There are a number of products which provide robust internal server and service monitoring. SolarWinds and Nagios are among the most common. The typical breadth and frequency monitored make these systems impractical to run or host externally, and businesses rarely employ services such as these until they reach a certain scale. Nagios is fiddly but free whereas SolarWinds is simpler but costly. These systems can monitor just about anything: line performance, terminal adapters, routers, WMI or SNMP counters, disk space, CPU usage, event logs. Often monitored data can be so rich that event aggregator or heuristic systems are needed, such as Splunk or OSSEC. This is much more complicated that external monitoring, and is best addressed in a separate blog post.

A word on Server Density and Landscape

David Mytton and his Boxed Ice team built a great product in Server Density, and deservedly did very well in 2009’s Seedcamp. If you're not familiar with Server Density, you should check it out now. They've set an excellent standard for Web 2 startup application design in the UK, and his blogging is a treat. To sum up server density in their words, it’s "easy server monitoring".

Server Density isn’t a new take on an existing product, but rather the confluence of two existing solutions: external availability / performance monitoring and internal service monitoring and management.

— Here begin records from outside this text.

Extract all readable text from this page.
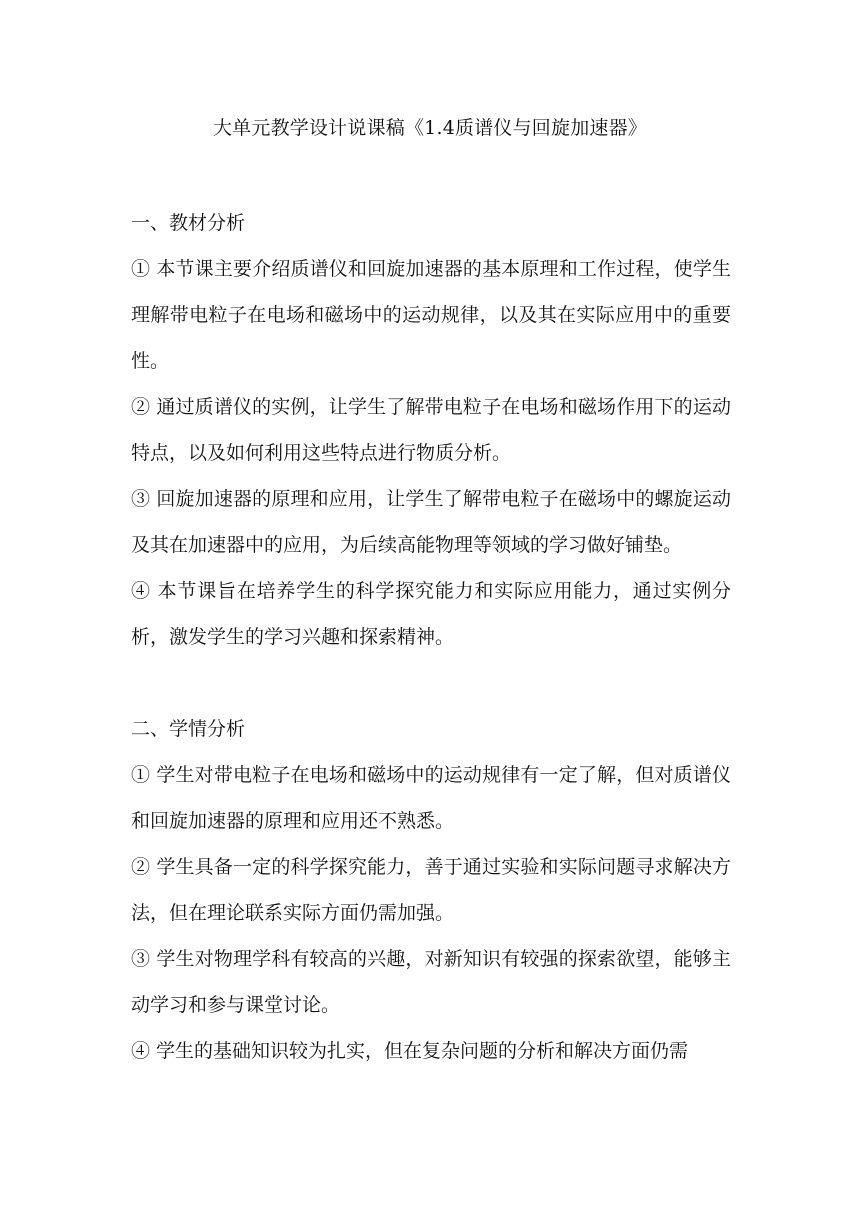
大单元教学设计说课稿《1.4质谱仪与回旋加速器》
一、教材分析
① 本节课主要介绍质谱仪和回旋加速器的基本原理和工作过程，使学生理解带电粒子在电场和磁场中的运动规律，以及其在实际应用中的重要性。
② 通过质谱仪的实例，让学生了解带电粒子在电场和磁场作用下的运动特点，以及如何利用这些特点进行物质分析。
③ 回旋加速器的原理和应用，让学生了解带电粒子在磁场中的螺旋运动及其在加速器中的应用，为后续高能物理等领域的学习做好铺垫。
④ 本节课旨在培养学生的科学探究能力和实际应用能力，通过实例分析，激发学生的学习兴趣和探索精神。
二、学情分析
① 学生对带电粒子在电场和磁场中的运动规律有一定了解，但对质谱仪和回旋加速器的原理和应用还不熟悉。
② 学生具备一定的科学探究能力，善于通过实验和实际问题寻求解决方法，但在理论联系实际方面仍需加强。
③ 学生对物理学科有较高的兴趣，对新知识有较强的探索欲望，能够主动学习和参与课堂讨论。
④ 学生的基础知识较为扎实，但在复杂问题的分析和解决方面仍需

It's neat application, but it seems too expensive for an external monitoring tool, and inadequate as an internal service monitoring tool in that it's not broad enough. It is hard to see it ever being so in its hosted model, given that it sits behind the firewall and should not publish the granularity of data that a full service monitoring tool would require. With custom plugins and their self-hosted model they'll be able to report on more interesting data, such as latency between certain hosts, or esoteric counters on proprietary pieces of hardware and software, but this may take a bit of hacking. Canonical -- Mark Shuttleworth’s company which builds Ubuntu -- has a similar product for Linux servers called Landscape.

Visibility of metrics

Finally, most of these systems provide for SMS and email alerting, and often provide fairly simple web dashboards. Nick and Simon at Aware recently released a public uptime report for Huddle, which is clearly suitable for businesses offering a public web service. Whilst none of the web-based monitor services can really provide excellent at-a-glance reports showing the performance of the business or application, a new wave of businesses are starting to provide solutions for this. Geckoboard, LeftTronic and Dashboard.me all look very exciting. Geckoboard provide a link to one of their public dashboards. Composite monitoring bliss.

Wrapping up

There's a bewildering array of choices to make when setting up monitoring, but the number of competing companies has brought the price of reliable monitoring down to a lower point that ever. It's easily possible to get meaningful, reliable monitoring for tens of dollars a month.